Fed Holds Rates Steady, Savers Reap Best Returns in 15 Years Amid Cautious Economic Outlook

June 14, 2024
Fed Holds Rates Steady, Savers Reap Best Returns in 15 Years Amid Cautious Economic Outlook
  • The Federal Reserve's FOMC has decided to maintain interest rates steady for now.

  • Only one rate cut is anticipated in 2024, contrasting with previous projections of three cuts.

  • Despite signs of easing inflation, the Fed remains cautious and will wait for more data before considering further cuts.

  • The labor market is improving and resembles pre-pandemic levels, but borrowing costs will remain high.

  • Savers can benefit from the best returns on savings accounts and CDs in over 15 years, with online high-yield savings accounts offering rates exceeding 5%.

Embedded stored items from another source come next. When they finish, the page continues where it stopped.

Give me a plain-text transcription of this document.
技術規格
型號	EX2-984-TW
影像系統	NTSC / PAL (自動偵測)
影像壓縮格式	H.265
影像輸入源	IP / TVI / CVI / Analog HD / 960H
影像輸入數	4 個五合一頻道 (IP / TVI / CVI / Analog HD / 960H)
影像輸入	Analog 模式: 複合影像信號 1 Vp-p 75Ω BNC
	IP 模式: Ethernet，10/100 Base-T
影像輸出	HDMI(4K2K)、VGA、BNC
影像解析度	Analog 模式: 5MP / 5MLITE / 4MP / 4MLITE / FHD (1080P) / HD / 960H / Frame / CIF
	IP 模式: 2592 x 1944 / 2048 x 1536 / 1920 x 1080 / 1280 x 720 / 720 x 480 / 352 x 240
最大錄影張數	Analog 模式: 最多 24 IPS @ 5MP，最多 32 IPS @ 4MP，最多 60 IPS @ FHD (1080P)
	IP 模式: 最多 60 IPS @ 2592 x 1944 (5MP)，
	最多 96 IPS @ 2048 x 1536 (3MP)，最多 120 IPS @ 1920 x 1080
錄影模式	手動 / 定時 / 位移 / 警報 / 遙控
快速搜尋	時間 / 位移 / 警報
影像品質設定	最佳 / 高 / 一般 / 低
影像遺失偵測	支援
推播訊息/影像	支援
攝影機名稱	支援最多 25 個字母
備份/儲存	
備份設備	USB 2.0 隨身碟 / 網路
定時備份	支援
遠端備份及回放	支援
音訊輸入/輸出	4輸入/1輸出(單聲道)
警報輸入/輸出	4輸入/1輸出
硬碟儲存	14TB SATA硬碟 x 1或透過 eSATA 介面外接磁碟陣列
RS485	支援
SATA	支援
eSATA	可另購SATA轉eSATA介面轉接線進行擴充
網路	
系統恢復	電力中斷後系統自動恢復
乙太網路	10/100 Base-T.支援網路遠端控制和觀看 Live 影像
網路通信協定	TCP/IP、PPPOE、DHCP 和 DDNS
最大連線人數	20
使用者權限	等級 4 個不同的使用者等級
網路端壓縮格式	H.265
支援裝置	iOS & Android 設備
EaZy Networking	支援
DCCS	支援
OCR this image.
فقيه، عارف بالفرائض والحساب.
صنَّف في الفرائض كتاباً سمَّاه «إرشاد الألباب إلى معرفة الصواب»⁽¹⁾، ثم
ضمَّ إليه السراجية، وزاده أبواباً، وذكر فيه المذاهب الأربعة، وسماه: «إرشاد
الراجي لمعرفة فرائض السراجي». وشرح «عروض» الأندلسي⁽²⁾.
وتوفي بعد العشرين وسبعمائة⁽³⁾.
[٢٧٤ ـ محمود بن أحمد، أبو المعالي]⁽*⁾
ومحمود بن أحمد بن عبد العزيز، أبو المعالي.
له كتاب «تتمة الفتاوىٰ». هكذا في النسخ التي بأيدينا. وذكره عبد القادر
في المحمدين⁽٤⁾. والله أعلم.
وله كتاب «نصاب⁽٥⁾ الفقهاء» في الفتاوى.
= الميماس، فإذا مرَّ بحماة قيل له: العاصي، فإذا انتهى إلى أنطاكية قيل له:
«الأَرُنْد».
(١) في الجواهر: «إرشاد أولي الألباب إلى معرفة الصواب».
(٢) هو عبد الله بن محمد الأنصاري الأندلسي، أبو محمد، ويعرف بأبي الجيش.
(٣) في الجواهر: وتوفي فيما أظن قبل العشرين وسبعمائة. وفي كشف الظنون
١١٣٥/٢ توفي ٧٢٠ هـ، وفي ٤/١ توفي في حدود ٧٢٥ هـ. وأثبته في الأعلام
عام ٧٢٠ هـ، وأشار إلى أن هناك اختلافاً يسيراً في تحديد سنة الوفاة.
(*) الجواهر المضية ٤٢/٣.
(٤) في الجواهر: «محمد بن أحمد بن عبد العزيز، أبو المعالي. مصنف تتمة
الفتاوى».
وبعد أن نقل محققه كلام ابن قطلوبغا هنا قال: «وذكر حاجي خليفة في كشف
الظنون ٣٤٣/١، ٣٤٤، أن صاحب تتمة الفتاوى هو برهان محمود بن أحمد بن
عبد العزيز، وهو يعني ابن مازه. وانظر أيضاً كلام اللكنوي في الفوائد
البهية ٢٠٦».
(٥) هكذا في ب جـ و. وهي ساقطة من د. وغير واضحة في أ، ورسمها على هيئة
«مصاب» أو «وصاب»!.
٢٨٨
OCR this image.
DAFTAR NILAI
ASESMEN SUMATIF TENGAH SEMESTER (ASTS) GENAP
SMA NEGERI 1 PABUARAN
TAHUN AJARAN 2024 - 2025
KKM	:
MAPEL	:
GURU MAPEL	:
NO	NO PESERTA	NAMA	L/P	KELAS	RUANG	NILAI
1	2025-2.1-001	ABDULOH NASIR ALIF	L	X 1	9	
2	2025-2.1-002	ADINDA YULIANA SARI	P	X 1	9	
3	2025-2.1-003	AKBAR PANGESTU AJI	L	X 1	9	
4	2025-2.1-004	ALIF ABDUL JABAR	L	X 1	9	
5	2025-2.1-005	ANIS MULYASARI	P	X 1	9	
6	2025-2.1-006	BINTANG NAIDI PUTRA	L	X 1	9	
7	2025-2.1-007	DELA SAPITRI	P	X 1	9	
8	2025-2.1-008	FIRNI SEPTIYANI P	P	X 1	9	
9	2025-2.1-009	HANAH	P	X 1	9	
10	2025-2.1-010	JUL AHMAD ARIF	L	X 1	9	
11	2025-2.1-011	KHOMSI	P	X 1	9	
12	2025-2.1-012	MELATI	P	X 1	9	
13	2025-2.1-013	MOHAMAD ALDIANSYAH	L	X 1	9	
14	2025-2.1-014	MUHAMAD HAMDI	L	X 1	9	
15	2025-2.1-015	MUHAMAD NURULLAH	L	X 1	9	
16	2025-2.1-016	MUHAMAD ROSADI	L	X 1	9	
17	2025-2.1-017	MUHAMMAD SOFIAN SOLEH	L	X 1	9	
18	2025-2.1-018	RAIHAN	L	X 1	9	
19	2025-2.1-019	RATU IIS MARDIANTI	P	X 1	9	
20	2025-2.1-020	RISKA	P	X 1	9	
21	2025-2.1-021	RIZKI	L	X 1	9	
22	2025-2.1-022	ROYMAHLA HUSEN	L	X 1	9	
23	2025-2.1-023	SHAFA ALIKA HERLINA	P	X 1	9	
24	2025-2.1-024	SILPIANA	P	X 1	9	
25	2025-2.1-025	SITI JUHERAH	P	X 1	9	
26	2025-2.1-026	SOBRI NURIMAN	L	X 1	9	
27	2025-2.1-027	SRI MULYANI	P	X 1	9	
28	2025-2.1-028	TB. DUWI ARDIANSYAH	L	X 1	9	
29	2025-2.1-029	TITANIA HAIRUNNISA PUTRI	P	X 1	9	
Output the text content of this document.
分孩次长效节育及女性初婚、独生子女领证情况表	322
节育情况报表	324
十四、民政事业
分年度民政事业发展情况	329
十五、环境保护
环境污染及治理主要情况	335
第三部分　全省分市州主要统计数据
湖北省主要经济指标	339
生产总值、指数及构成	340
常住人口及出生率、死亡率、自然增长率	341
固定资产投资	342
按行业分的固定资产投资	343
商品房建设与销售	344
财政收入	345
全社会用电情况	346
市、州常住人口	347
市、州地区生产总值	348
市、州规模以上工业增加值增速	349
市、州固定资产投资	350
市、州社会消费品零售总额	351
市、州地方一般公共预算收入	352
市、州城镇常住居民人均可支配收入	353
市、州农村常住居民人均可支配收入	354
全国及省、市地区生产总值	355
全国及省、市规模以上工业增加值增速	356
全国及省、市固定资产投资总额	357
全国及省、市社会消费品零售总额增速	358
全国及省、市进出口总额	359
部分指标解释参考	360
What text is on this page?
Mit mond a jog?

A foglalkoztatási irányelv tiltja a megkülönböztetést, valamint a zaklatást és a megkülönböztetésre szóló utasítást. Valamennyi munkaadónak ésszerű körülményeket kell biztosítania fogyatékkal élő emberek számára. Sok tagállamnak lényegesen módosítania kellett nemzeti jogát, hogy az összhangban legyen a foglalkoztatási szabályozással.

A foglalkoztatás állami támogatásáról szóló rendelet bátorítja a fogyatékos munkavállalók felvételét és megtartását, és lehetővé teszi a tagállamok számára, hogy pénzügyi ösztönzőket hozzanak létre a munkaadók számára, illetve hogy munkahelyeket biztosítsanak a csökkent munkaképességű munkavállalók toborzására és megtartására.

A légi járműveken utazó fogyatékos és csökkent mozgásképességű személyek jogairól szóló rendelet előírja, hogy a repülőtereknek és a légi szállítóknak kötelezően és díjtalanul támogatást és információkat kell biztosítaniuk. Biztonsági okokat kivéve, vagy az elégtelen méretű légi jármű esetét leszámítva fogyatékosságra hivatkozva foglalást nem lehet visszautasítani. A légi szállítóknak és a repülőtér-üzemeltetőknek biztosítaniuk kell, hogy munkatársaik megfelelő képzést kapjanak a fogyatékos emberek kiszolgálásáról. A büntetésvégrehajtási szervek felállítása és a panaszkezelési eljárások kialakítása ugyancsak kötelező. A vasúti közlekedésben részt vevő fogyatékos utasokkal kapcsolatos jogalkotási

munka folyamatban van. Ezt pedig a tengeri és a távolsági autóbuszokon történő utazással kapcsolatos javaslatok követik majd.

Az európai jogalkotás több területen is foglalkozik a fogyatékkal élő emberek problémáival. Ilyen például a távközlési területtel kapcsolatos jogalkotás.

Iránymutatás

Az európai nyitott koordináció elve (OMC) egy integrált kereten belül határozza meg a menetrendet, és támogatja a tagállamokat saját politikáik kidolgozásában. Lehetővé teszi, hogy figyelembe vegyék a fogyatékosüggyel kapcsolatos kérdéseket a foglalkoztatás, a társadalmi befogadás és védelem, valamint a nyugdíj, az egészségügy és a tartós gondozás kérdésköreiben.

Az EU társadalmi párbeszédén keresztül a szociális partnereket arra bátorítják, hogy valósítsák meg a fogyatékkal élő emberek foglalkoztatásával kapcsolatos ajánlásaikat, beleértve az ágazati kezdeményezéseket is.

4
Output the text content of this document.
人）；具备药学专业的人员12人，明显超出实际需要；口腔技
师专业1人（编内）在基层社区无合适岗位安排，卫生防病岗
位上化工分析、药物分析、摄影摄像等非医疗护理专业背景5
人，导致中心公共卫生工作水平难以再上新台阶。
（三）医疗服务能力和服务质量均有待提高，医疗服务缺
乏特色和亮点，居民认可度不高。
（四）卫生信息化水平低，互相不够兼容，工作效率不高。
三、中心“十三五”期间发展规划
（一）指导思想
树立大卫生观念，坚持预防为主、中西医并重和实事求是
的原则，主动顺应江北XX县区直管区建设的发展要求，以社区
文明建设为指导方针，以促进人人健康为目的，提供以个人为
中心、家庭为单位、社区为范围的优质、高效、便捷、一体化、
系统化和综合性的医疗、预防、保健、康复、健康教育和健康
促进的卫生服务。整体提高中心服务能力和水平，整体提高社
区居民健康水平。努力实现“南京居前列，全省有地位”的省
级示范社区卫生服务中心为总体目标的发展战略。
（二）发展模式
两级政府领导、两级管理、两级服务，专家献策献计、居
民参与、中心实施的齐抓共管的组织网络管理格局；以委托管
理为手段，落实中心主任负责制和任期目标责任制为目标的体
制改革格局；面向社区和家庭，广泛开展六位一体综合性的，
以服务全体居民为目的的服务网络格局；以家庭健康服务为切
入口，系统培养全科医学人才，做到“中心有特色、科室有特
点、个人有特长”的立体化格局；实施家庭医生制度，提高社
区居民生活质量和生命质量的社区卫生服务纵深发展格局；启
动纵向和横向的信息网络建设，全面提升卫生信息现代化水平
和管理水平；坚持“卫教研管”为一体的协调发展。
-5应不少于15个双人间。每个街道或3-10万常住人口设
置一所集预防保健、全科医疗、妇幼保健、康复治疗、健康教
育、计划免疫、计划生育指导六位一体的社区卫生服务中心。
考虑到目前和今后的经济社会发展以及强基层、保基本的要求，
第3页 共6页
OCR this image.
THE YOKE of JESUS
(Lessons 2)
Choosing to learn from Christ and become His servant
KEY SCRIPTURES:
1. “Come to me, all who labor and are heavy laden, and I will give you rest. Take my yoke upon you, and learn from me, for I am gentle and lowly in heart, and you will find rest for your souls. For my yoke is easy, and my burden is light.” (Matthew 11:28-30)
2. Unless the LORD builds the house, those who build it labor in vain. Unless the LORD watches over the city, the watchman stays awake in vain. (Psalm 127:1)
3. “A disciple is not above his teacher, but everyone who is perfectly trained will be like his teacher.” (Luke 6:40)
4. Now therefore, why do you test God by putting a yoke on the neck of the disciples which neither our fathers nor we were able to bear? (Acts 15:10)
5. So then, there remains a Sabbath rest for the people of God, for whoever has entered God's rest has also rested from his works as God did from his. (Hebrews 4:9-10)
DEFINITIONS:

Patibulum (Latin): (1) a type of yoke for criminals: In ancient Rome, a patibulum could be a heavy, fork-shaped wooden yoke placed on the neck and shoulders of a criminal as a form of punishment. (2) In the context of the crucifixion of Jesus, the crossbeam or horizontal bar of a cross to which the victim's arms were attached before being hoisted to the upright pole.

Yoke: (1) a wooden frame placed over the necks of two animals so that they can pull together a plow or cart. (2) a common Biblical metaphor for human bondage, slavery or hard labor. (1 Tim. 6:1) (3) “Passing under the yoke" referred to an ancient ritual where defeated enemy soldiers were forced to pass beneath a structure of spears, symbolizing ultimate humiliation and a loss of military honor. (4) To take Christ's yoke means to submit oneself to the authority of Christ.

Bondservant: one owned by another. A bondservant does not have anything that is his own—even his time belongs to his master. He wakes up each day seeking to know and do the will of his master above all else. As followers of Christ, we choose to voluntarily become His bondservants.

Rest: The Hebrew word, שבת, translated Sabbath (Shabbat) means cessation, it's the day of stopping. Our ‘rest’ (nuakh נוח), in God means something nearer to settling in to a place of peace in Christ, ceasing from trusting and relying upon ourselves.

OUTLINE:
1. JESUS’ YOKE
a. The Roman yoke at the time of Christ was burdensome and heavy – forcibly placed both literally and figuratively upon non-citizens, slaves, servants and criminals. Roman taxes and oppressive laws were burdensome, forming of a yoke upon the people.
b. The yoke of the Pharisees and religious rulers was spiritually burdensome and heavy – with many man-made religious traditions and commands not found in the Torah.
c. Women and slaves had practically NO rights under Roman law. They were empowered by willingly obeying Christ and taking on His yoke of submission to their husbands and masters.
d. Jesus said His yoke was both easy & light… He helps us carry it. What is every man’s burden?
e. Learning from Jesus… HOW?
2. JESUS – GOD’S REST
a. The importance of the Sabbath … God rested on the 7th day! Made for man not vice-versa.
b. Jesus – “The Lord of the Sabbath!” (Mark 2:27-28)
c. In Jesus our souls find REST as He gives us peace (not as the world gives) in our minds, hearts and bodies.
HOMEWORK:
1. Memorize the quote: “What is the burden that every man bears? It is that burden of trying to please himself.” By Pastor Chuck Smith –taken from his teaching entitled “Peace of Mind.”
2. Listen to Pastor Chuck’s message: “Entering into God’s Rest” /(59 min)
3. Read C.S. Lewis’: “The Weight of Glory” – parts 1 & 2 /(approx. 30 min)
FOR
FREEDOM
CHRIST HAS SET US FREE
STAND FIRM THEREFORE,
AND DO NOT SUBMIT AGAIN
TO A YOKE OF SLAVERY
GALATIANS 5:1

  • Money market accounts, funds, and CDs provide competitive returns with minimal risk.

  • Treasury bills and notes offer another investment avenue, with yields expected to stay around 5%.

  • Traders are anticipating a 61% chance of a rate cut in September due to lower-than-expected inflation.

  • The Fed's decision reflects a delicate balance between stimulating the economy and controlling inflation.

  • Officials expect a higher inflation rate this year and fewer rate cuts than previously expected.

  • Savers can maximize returns on their savings in the current economic environment by exploring various investment strategies.